Vous faites souvent référence à des peintres dans vos livres ?

Je recueille souvent des images, mais je m'autorise à les exploiter ou à les réutiliser seulement lorsqu'elles me semblent pertinentes pour un projet précis. Par exemple, j'adore les peintures de Brueghel l'Ancien mais je ne vais pas les placer partout.

J'essaie de remettre tout le temps en question mes goûts et mon imagerie. J'ai mis longtemps à écrire La Guerre. J'avais vu un film d'Eisenstein et je trouvais les scènes de batailles très belles. Etait-ce une raison pour en faire un livre ? Non. Puis quand cette imagerie a commencé à se décanter, que j'ai su ce que j'avais envie de raconter à l'intérieur de cette imagerie, j'ai pu le faire.

Vous mettez donc longtemps à faire un livre ?

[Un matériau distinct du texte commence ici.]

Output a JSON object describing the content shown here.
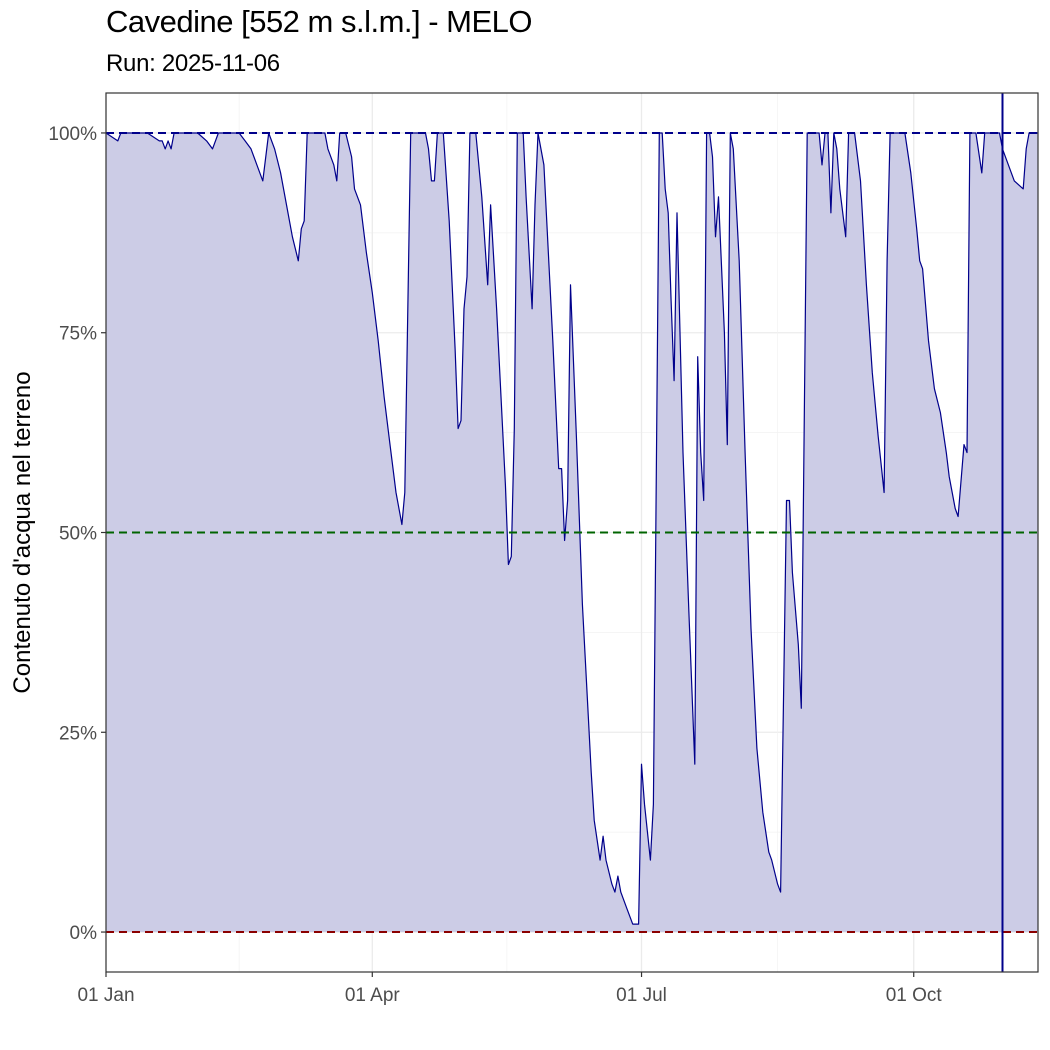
{
  "title": "Cavedine [552 m s.l.m.] - MELO",
  "subtitle": "Run: 2025-11-06",
  "chart_data": {
    "type": "area",
    "title": "Cavedine [552 m s.l.m.] - MELO",
    "subtitle": "Run: 2025-11-06",
    "xlabel": "",
    "ylabel": "Contenuto d'acqua nel terreno",
    "xlim": [
      "2025-01-01",
      "2025-11-12"
    ],
    "ylim": [
      -0.05,
      1.05
    ],
    "x_ticks": [
      {
        "date": "2025-01-01",
        "label": "01 Jan"
      },
      {
        "date": "2025-04-01",
        "label": "01 Apr"
      },
      {
        "date": "2025-07-01",
        "label": "01 Jul"
      },
      {
        "date": "2025-10-01",
        "label": "01 Oct"
      }
    ],
    "y_ticks": [
      {
        "value": 0,
        "label": "0%"
      },
      {
        "value": 0.25,
        "label": "25%"
      },
      {
        "value": 0.5,
        "label": "50%"
      },
      {
        "value": 0.75,
        "label": "75%"
      },
      {
        "value": 1.0,
        "label": "100%"
      }
    ],
    "grid": true,
    "reference_lines": [
      {
        "value": 1.0,
        "color": "#00008b",
        "style": "dashed"
      },
      {
        "value": 0.5,
        "color": "#006400",
        "style": "dashed"
      },
      {
        "value": 0.0,
        "color": "#8b0000",
        "style": "dashed"
      }
    ],
    "vertical_marker": {
      "date": "2025-10-31",
      "color": "#00008b"
    },
    "series": [
      {
        "line_color": "#00008b",
        "fill_color": "#cccce6",
        "points": [
          [
            "2025-01-01",
            1.0
          ],
          [
            "2025-01-05",
            0.99
          ],
          [
            "2025-01-06",
            1.0
          ],
          [
            "2025-01-15",
            1.0
          ],
          [
            "2025-01-19",
            0.99
          ],
          [
            "2025-01-20",
            0.99
          ],
          [
            "2025-01-21",
            0.98
          ],
          [
            "2025-01-22",
            0.99
          ],
          [
            "2025-01-23",
            0.98
          ],
          [
            "2025-01-24",
            1.0
          ],
          [
            "2025-02-01",
            1.0
          ],
          [
            "2025-02-04",
            0.99
          ],
          [
            "2025-02-06",
            0.98
          ],
          [
            "2025-02-08",
            1.0
          ],
          [
            "2025-02-15",
            1.0
          ],
          [
            "2025-02-17",
            0.99
          ],
          [
            "2025-02-19",
            0.98
          ],
          [
            "2025-02-21",
            0.96
          ],
          [
            "2025-02-23",
            0.94
          ],
          [
            "2025-02-25",
            1.0
          ],
          [
            "2025-02-27",
            0.98
          ],
          [
            "2025-03-01",
            0.95
          ],
          [
            "2025-03-03",
            0.91
          ],
          [
            "2025-03-05",
            0.87
          ],
          [
            "2025-03-07",
            0.84
          ],
          [
            "2025-03-08",
            0.88
          ],
          [
            "2025-03-09",
            0.89
          ],
          [
            "2025-03-10",
            1.0
          ],
          [
            "2025-03-16",
            1.0
          ],
          [
            "2025-03-17",
            0.98
          ],
          [
            "2025-03-19",
            0.96
          ],
          [
            "2025-03-20",
            0.94
          ],
          [
            "2025-03-21",
            1.0
          ],
          [
            "2025-03-23",
            1.0
          ],
          [
            "2025-03-25",
            0.97
          ],
          [
            "2025-03-26",
            0.93
          ],
          [
            "2025-03-28",
            0.91
          ],
          [
            "2025-03-30",
            0.85
          ],
          [
            "2025-04-01",
            0.8
          ],
          [
            "2025-04-03",
            0.74
          ],
          [
            "2025-04-05",
            0.67
          ],
          [
            "2025-04-07",
            0.61
          ],
          [
            "2025-04-09",
            0.55
          ],
          [
            "2025-04-11",
            0.51
          ],
          [
            "2025-04-12",
            0.55
          ],
          [
            "2025-04-14",
            1.0
          ],
          [
            "2025-04-19",
            1.0
          ],
          [
            "2025-04-20",
            0.98
          ],
          [
            "2025-04-21",
            0.94
          ],
          [
            "2025-04-22",
            0.94
          ],
          [
            "2025-04-23",
            1.0
          ],
          [
            "2025-04-25",
            1.0
          ],
          [
            "2025-04-27",
            0.89
          ],
          [
            "2025-04-29",
            0.73
          ],
          [
            "2025-04-30",
            0.63
          ],
          [
            "2025-05-01",
            0.64
          ],
          [
            "2025-05-02",
            0.78
          ],
          [
            "2025-05-03",
            0.82
          ],
          [
            "2025-05-04",
            1.0
          ],
          [
            "2025-05-06",
            1.0
          ],
          [
            "2025-05-08",
            0.92
          ],
          [
            "2025-05-10",
            0.81
          ],
          [
            "2025-05-11",
            0.91
          ],
          [
            "2025-05-13",
            0.78
          ],
          [
            "2025-05-16",
            0.56
          ],
          [
            "2025-05-17",
            0.46
          ],
          [
            "2025-05-18",
            0.47
          ],
          [
            "2025-05-19",
            0.63
          ],
          [
            "2025-05-20",
            1.0
          ],
          [
            "2025-05-22",
            1.0
          ],
          [
            "2025-05-23",
            0.92
          ],
          [
            "2025-05-25",
            0.78
          ],
          [
            "2025-05-26",
            0.91
          ],
          [
            "2025-05-27",
            1.0
          ],
          [
            "2025-05-29",
            0.96
          ],
          [
            "2025-06-01",
            0.74
          ],
          [
            "2025-06-03",
            0.58
          ],
          [
            "2025-06-04",
            0.58
          ],
          [
            "2025-06-05",
            0.49
          ],
          [
            "2025-06-06",
            0.54
          ],
          [
            "2025-06-07",
            0.81
          ],
          [
            "2025-06-09",
            0.62
          ],
          [
            "2025-06-11",
            0.41
          ],
          [
            "2025-06-13",
            0.27
          ],
          [
            "2025-06-14",
            0.2
          ],
          [
            "2025-06-15",
            0.14
          ],
          [
            "2025-06-17",
            0.09
          ],
          [
            "2025-06-18",
            0.12
          ],
          [
            "2025-06-19",
            0.09
          ],
          [
            "2025-06-21",
            0.06
          ],
          [
            "2025-06-22",
            0.05
          ],
          [
            "2025-06-23",
            0.07
          ],
          [
            "2025-06-24",
            0.05
          ],
          [
            "2025-06-26",
            0.03
          ],
          [
            "2025-06-28",
            0.01
          ],
          [
            "2025-06-30",
            0.01
          ],
          [
            "2025-07-01",
            0.21
          ],
          [
            "2025-07-02",
            0.16
          ],
          [
            "2025-07-04",
            0.09
          ],
          [
            "2025-07-05",
            0.16
          ],
          [
            "2025-07-07",
            1.0
          ],
          [
            "2025-07-08",
            1.0
          ],
          [
            "2025-07-09",
            0.93
          ],
          [
            "2025-07-10",
            0.9
          ],
          [
            "2025-07-11",
            0.79
          ],
          [
            "2025-07-12",
            0.69
          ],
          [
            "2025-07-13",
            0.9
          ],
          [
            "2025-07-15",
            0.6
          ],
          [
            "2025-07-17",
            0.4
          ],
          [
            "2025-07-19",
            0.21
          ],
          [
            "2025-07-20",
            0.72
          ],
          [
            "2025-07-21",
            0.6
          ],
          [
            "2025-07-22",
            0.54
          ],
          [
            "2025-07-23",
            1.0
          ],
          [
            "2025-07-24",
            1.0
          ],
          [
            "2025-07-25",
            0.97
          ],
          [
            "2025-07-26",
            0.87
          ],
          [
            "2025-07-27",
            0.92
          ],
          [
            "2025-07-29",
            0.75
          ],
          [
            "2025-07-30",
            0.61
          ],
          [
            "2025-07-31",
            1.0
          ],
          [
            "2025-08-01",
            0.98
          ],
          [
            "2025-08-03",
            0.84
          ],
          [
            "2025-08-05",
            0.6
          ],
          [
            "2025-08-07",
            0.38
          ],
          [
            "2025-08-09",
            0.23
          ],
          [
            "2025-08-11",
            0.15
          ],
          [
            "2025-08-13",
            0.1
          ],
          [
            "2025-08-14",
            0.09
          ],
          [
            "2025-08-16",
            0.06
          ],
          [
            "2025-08-17",
            0.05
          ],
          [
            "2025-08-19",
            0.54
          ],
          [
            "2025-08-20",
            0.54
          ],
          [
            "2025-08-21",
            0.45
          ],
          [
            "2025-08-23",
            0.36
          ],
          [
            "2025-08-24",
            0.28
          ],
          [
            "2025-08-26",
            1.0
          ],
          [
            "2025-08-30",
            1.0
          ],
          [
            "2025-08-31",
            0.96
          ],
          [
            "2025-09-01",
            1.0
          ],
          [
            "2025-09-02",
            1.0
          ],
          [
            "2025-09-03",
            0.9
          ],
          [
            "2025-09-04",
            1.0
          ],
          [
            "2025-09-05",
            0.98
          ],
          [
            "2025-09-06",
            0.93
          ],
          [
            "2025-09-08",
            0.87
          ],
          [
            "2025-09-09",
            1.0
          ],
          [
            "2025-09-11",
            1.0
          ],
          [
            "2025-09-13",
            0.94
          ],
          [
            "2025-09-15",
            0.81
          ],
          [
            "2025-09-17",
            0.7
          ],
          [
            "2025-09-19",
            0.62
          ],
          [
            "2025-09-21",
            0.55
          ],
          [
            "2025-09-22",
            0.84
          ],
          [
            "2025-09-23",
            1.0
          ],
          [
            "2025-09-28",
            1.0
          ],
          [
            "2025-09-30",
            0.95
          ],
          [
            "2025-10-02",
            0.88
          ],
          [
            "2025-10-03",
            0.84
          ],
          [
            "2025-10-04",
            0.83
          ],
          [
            "2025-10-06",
            0.74
          ],
          [
            "2025-10-08",
            0.68
          ],
          [
            "2025-10-10",
            0.65
          ],
          [
            "2025-10-12",
            0.6
          ],
          [
            "2025-10-13",
            0.57
          ],
          [
            "2025-10-15",
            0.53
          ],
          [
            "2025-10-16",
            0.52
          ],
          [
            "2025-10-18",
            0.61
          ],
          [
            "2025-10-19",
            0.6
          ],
          [
            "2025-10-20",
            1.0
          ],
          [
            "2025-10-22",
            1.0
          ],
          [
            "2025-10-24",
            0.95
          ],
          [
            "2025-10-25",
            1.0
          ],
          [
            "2025-10-30",
            1.0
          ],
          [
            "2025-10-31",
            0.98
          ],
          [
            "2025-11-02",
            0.96
          ],
          [
            "2025-11-04",
            0.94
          ],
          [
            "2025-11-07",
            0.93
          ],
          [
            "2025-11-08",
            0.98
          ],
          [
            "2025-11-09",
            1.0
          ],
          [
            "2025-11-12",
            1.0
          ]
        ]
      }
    ]
  }
}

J'attends que l'histoire soit au point dans ma tête avant de m'y mettre. Ça peut prendre plusieurs années. Ensuite, je fais les dessins assez vite, et la mise en couleurs plus tard. J'apporte à l'éditeur des projets en noir et blanc. Ce temps entre le dessin et la couleur me permet de résister à trop de réalisme. Pour la première page du Secret, je voyais parfaitement bien cette scène avec un soleil lumineux à l'extérieur et une cuisine très sombre, comme dans les fermes, avec un contre-jour. J'ai bousillé des feuilles et des feuilles à essayer de faire ce contre-jour, qui en fait n'avait aucune importance. S'il n'y avait pas ce temps de l'oubli de mon image, entre le dessin noir et blanc et la mise en couleur, je ferais toutes les petites ombres, les poils du chat, les ombres portées ; parce que je vois la scène, et que j'essaie naïvement de la faire telle qu'elle est "en vrai".

Comment avez-vous progressé dans votre travail ?

Mes premiers livres, je les ai faits à l'aveuglette. Petit à petit, par étapes, j'ai appris à faire un livre. Par exemple, dans L'Anniversaire de Monsieur Guillaume, les couleurs étaient encore assez réalistes : le ciel est bleu, les arbres marrons, les conventions sont respectées. Il m'a fallu un certain temps pour questionner chacun des éléments qui composent le livre : la couleur, le texte, le format. Chaque fois que je commence un livre, je me fixe une nouvelle chose à maîtriser.

Un livre terminé est toujours impressionnant. Pour commencer une histoire, on amasse tout et n'importe quoi, des réflexions, des thèmes, des sensations, des souvenirs, un personnage au milieu de tout ça. C'est confus et très riche. À la fin du travail, on se retrouve devant un objet qui est un vrai livre, vendu en librairie. C'est un peu décevant, comparé à ce qu'on avait imaginé, et en même temps, c'est tout autre chose, et c'est bien aussi comme ça.